Post
Topic
Board Bitcoin Discussion
Topic OP
Fun fact: Cryptocurrencies are not Assets, but Activity Logs
by
JamesNZ
on 23/08/2024, 07:05:21 UTC
The biggest misconception in the world of cryptocurrencies is that they are assets. More specifically, a monetary type of asset. This is a misconception for a simple reason: within cryptocurrency networks or systems, there is no resource that can provide a benefit to cryptocurrency owners. And it is precisely this ability to provide a benefit that defines an asset. Let's look at a few examples of assets to understand this.

With stocks, owners can benefit from the company's profits or capital. Profits can be paid out as dividends, and capital can be liquidated or used to repurchase shares.

With real estate, precious metals, oil, wheat, etc., the benefit comes from the things themselves. In other words, owners can use them for housing, making jewelry and electronics, obtaining energy or food, etc.

A somewhat more complex example of assets is fiat currencies, in which the benefit comes from debt. Namely, units of these currencies are created by lending to companies, individuals, and governments by commercial and central banks. This means they represent debt. People then invest goods, services, and labor in that debt by exchanging them for the units with the aforementioned debtors. However, since debtors must return the units to banks, current owners of the units benefit from this. This is because companies and individuals must sell them goods, services, or labor every time they need the units for loan repayments. And governments must allow them to pay taxes in these units. If companies and individuals do not make these sales, they will default. Then the unit owners will benefit by having the banks sell them the seized assets of those debtors to obtain the units for closing out unpaid loans.

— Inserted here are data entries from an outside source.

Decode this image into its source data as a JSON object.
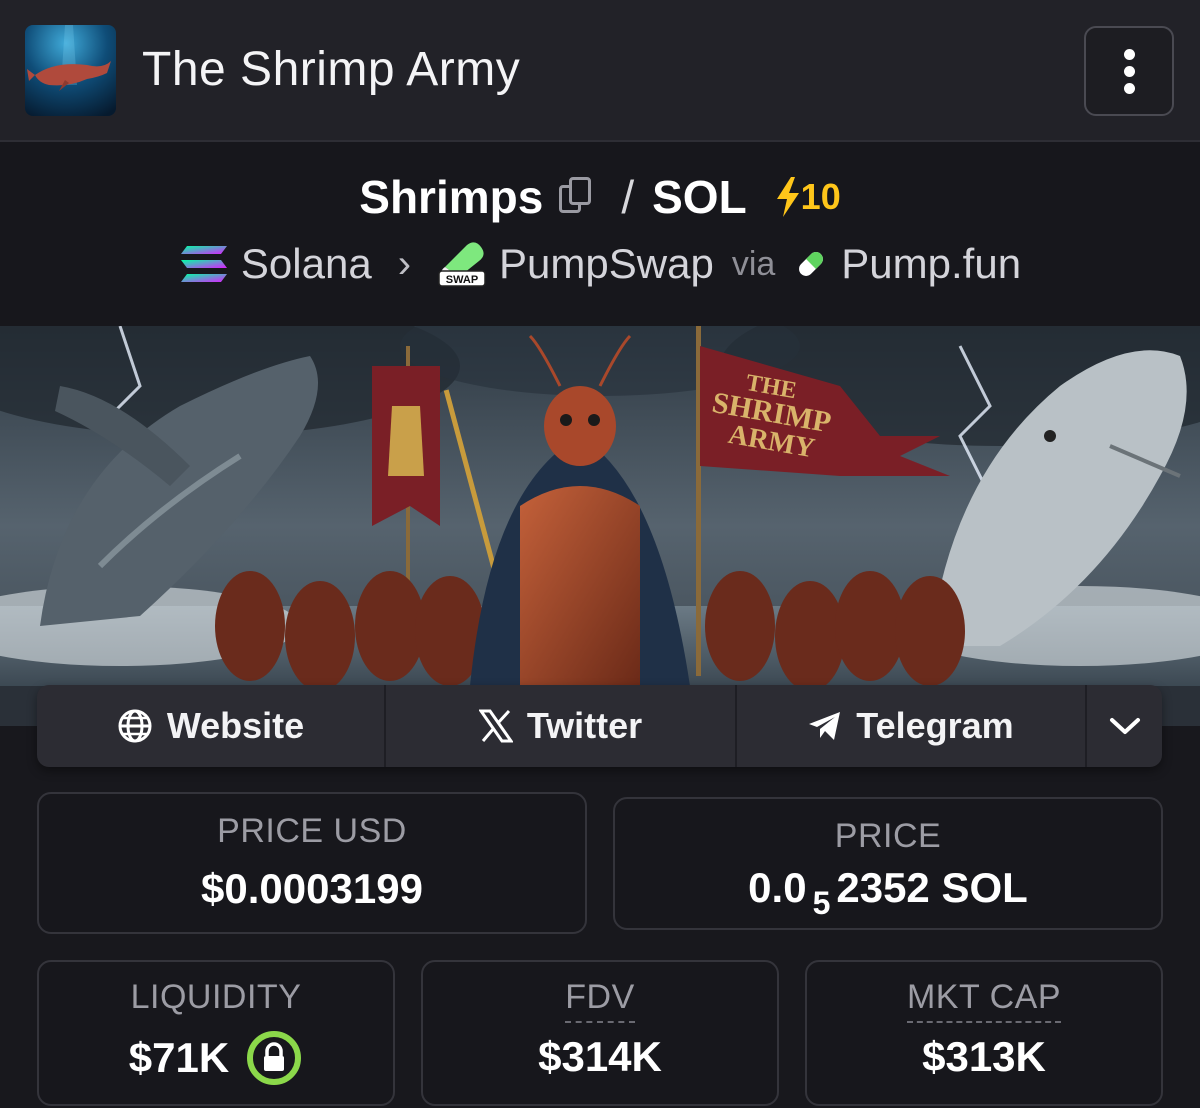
{
  "header": {
    "title": "The Shrimp Army",
    "menu_icon": "kebab-menu-icon"
  },
  "pair": {
    "base": "Shrimps",
    "separator": "/",
    "quote": "SOL",
    "boost_count": "10",
    "boost_color": "#ffc61a"
  },
  "chain": {
    "network": "Solana",
    "dex": "PumpSwap",
    "dex_badge": "SWAP",
    "via": "via",
    "launchpad": "Pump.fun"
  },
  "banner": {
    "flag_text": [
      "THE",
      "SHRIMP",
      "ARMY"
    ]
  },
  "socials": [
    {
      "label": "Website",
      "icon": "globe-icon"
    },
    {
      "label": "Twitter",
      "icon": "x-logo-icon"
    },
    {
      "label": "Telegram",
      "icon": "telegram-icon"
    }
  ],
  "stats": {
    "price_usd": {
      "label": "PRICE USD",
      "value": "$0.0003199"
    },
    "price": {
      "label": "PRICE",
      "value_prefix": "0.0",
      "value_sub": "5",
      "value_rest": "2352 SOL"
    },
    "liquidity": {
      "label": "LIQUIDITY",
      "value": "$71K",
      "lock_color": "#8bd84a"
    },
    "fdv": {
      "label": "FDV",
      "value": "$314K"
    },
    "mkt_cap": {
      "label": "MKT CAP",
      "value": "$313K"
    }
  }
}
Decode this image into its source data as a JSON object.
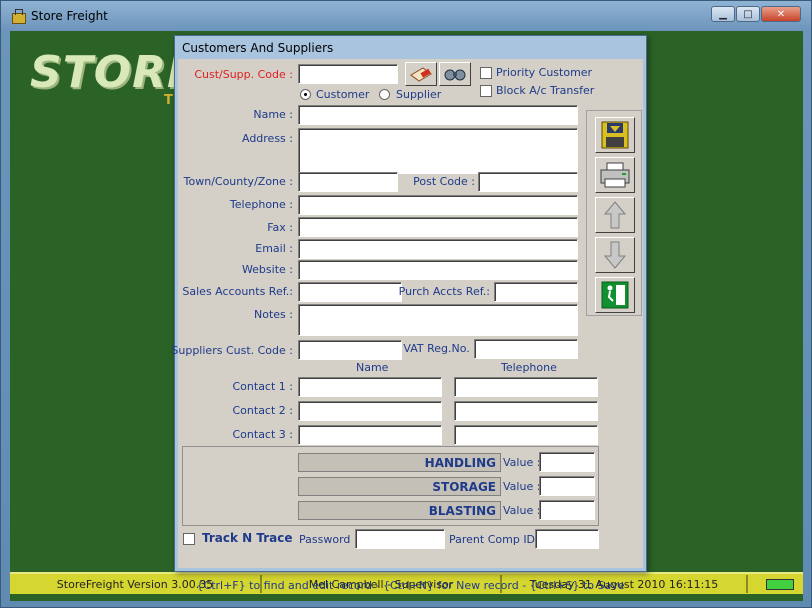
{
  "window": {
    "title": "Store Freight",
    "minimize": "▁",
    "maximize": "□",
    "close": "✕"
  },
  "background": {
    "logo": "STORE",
    "logo_sub": "TI"
  },
  "status_bar": {
    "version": "StoreFreight  Version 3.00.35",
    "user": "Mel Campbell  -  Supervisor",
    "datetime": "Tuesday 31 August 2010  16:11:15"
  },
  "dialog": {
    "title": "Customers And Suppliers",
    "code_label": "Cust/Supp. Code :",
    "code_value": "",
    "type_options": [
      "Customer",
      "Supplier"
    ],
    "type_selected": "Customer",
    "priority_customer": "Priority Customer",
    "block_transfer": "Block A/c Transfer",
    "fields": {
      "name": "Name :",
      "address": "Address :",
      "town": "Town/County/Zone :",
      "postcode": "Post Code :",
      "telephone": "Telephone :",
      "fax": "Fax :",
      "email": "Email :",
      "website": "Website :",
      "sales_ref": "Sales Accounts Ref.:",
      "purch_ref": "Purch Accts Ref.:",
      "notes": "Notes :",
      "suppliers_code": "Suppliers Cust. Code :",
      "vat": "VAT Reg.No. :"
    },
    "contacts": {
      "name_header": "Name",
      "tel_header": "Telephone",
      "rows": [
        "Contact 1 :",
        "Contact 2 :",
        "Contact 3 :"
      ]
    },
    "charges": [
      {
        "label": "HANDLING",
        "value_label": "Value :"
      },
      {
        "label": "STORAGE",
        "value_label": "Value :"
      },
      {
        "label": "BLASTING",
        "value_label": "Value :"
      }
    ],
    "track_n_trace": "Track N Trace",
    "password": "Password :",
    "parent_comp": "Parent Comp ID:",
    "hint": "{Ctrl+F} to find and edit record - {Ctrl+N} for New record - {Ctrl+S} to Save"
  },
  "icons": [
    "save-icon",
    "print-icon",
    "arrow-up-icon",
    "arrow-down-icon",
    "exit-icon",
    "edit-icon",
    "binoculars-icon"
  ],
  "colors": {
    "label_blue": "#1e3a8a",
    "code_red": "#e02020",
    "status_yellow": "#d6d630",
    "bg_green": "#2b6327"
  }
}
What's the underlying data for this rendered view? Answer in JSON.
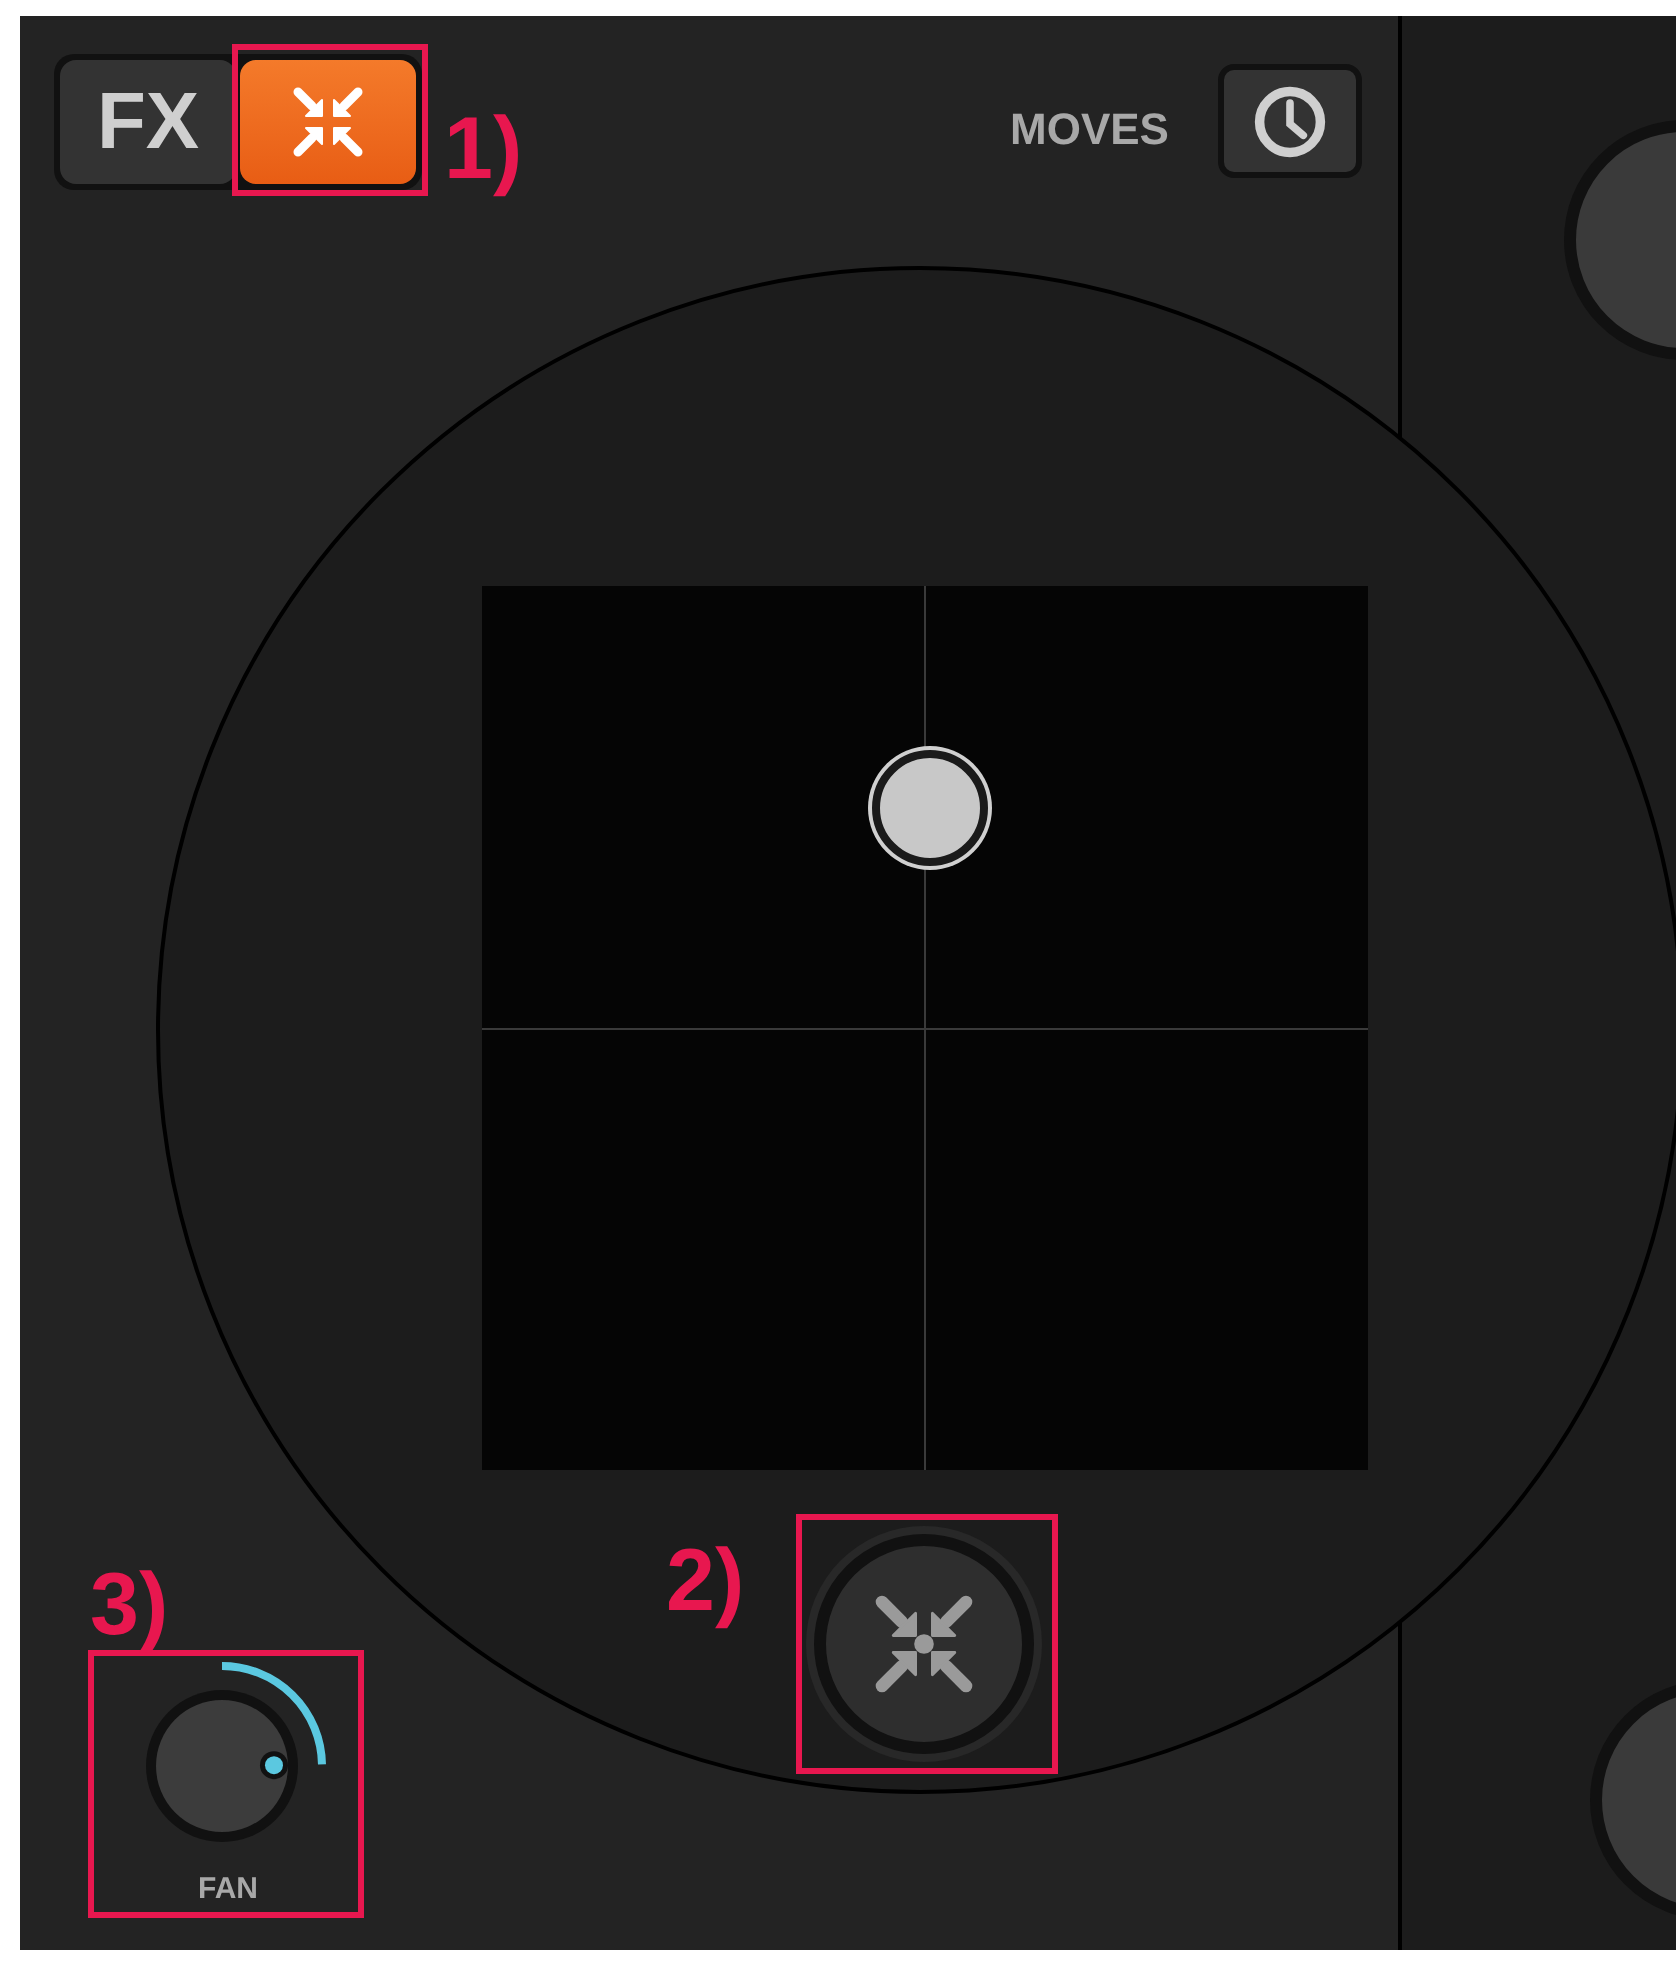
{
  "mode_tabs": [
    {
      "kind": "text",
      "label": "FX",
      "selected": false
    },
    {
      "kind": "icon",
      "selected": true
    }
  ],
  "moves": {
    "label": "MOVES"
  },
  "knob": {
    "label": "FAN",
    "level": 0.83
  },
  "annotations": [
    {
      "kind": "tabs",
      "label": "1)"
    },
    {
      "kind": "button",
      "label": "2)"
    },
    {
      "kind": "knob",
      "label": "3)"
    }
  ]
}
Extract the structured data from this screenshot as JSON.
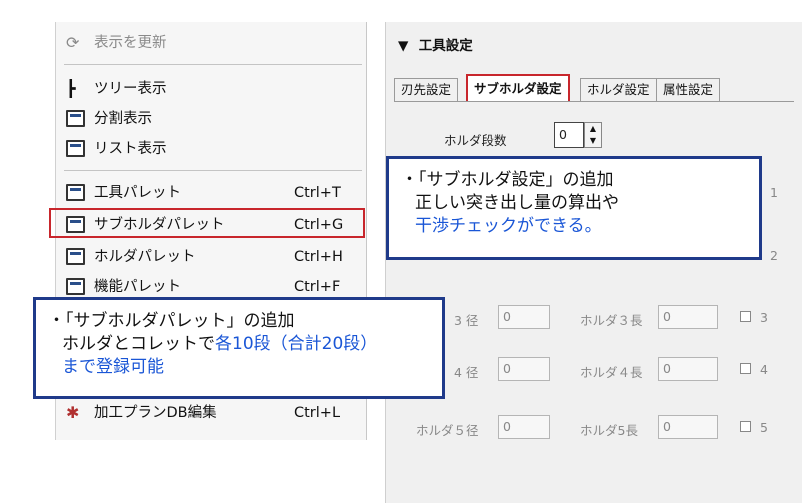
{
  "menu": {
    "refresh": {
      "label": "表示を更新"
    },
    "tree": {
      "label": "ツリー表示"
    },
    "split": {
      "label": "分割表示"
    },
    "list": {
      "label": "リスト表示"
    },
    "tool_palette": {
      "label": "工具パレット",
      "shortcut": "Ctrl+T"
    },
    "subholder_palette": {
      "label": "サブホルダパレット",
      "shortcut": "Ctrl+G"
    },
    "holder_palette": {
      "label": "ホルダパレット",
      "shortcut": "Ctrl+H"
    },
    "function_palette": {
      "label": "機能パレット",
      "shortcut": "Ctrl+F"
    },
    "plan_db_edit": {
      "label": "加工プランDB編集",
      "shortcut": "Ctrl+L"
    }
  },
  "panel": {
    "title": "工具設定",
    "tabs": [
      "刃先設定",
      "サブホルダ設定",
      "ホルダ設定",
      "属性設定"
    ],
    "stages_label": "ホルダ段数",
    "stages_value": "0",
    "rows": [
      {
        "dia_label": "3 径",
        "dia_value": "0",
        "len_label": "ホルダ３長",
        "len_value": "0",
        "check_num": "3"
      },
      {
        "dia_label": "4 径",
        "dia_value": "0",
        "len_label": "ホルダ４長",
        "len_value": "0",
        "check_num": "4"
      },
      {
        "dia_label": "ホルダ５径",
        "dia_value": "0",
        "len_label": "ホルダ5長",
        "len_value": "0",
        "check_num": "5"
      }
    ],
    "edge_digits": [
      "1",
      "2"
    ]
  },
  "callout1": {
    "line1": "・「サブホルダ設定」の追加",
    "line2": "正しい突き出し量の算出や",
    "line3": "干渉チェックができる。"
  },
  "callout2": {
    "line1": "・「サブホルダパレット」の追加",
    "line2_pre": "ホルダとコレットで",
    "line2_highlight": "各10段（合計20段）",
    "line3": "まで登録可能"
  },
  "colors": {
    "accent_red": "#c8262c",
    "callout_border": "#1f3a8a",
    "highlight_text": "#1a56d6"
  }
}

Within cryptocurrency systems, there is nothing like that. There are only records.

For example, a few moments ago, one person gave another $58,396. In the Bitcoin system this was recorded as an increment of 1 to the number associated with the first person's address and a decrement of 1 to the number associated with the second person's address. Initially, people gave each other $0.001 for the same numerical record (+1/-1). Such records are also created when energy is spent to maintain a decentralized database with those records (blockchain).

Obviously, these numerical records do not represent the quantity of assets. That's simply because a person whose number has increased does not, as a result, have the ability to realize greater benefit from a resource within the cryptocurrency system. In the case with of shares or fiat currencies, such a person would be able to receive a larger dividend from a company or more goods, services, or labor from bank debtors. From this, only one thing follows: the aforementioned records are in fact log entries. This log tracks the activity of a scheme resembling a pyramid scheme where participants give each other assets in the hope of receiving more assets from new participants in the future. With each such giving, new entries are added to the log, and everything is stored on the blockchain.

Since cryptocurrencies are frequently presented in economic terms to the public, their owners believe they possess a monetary type of asset and use it to conduct transactions. However, since there is no asset, what they actually possess is the ability to add entries to the log. And their use of "wallet" applications is not about conducting transactions but about exercising this ability to add.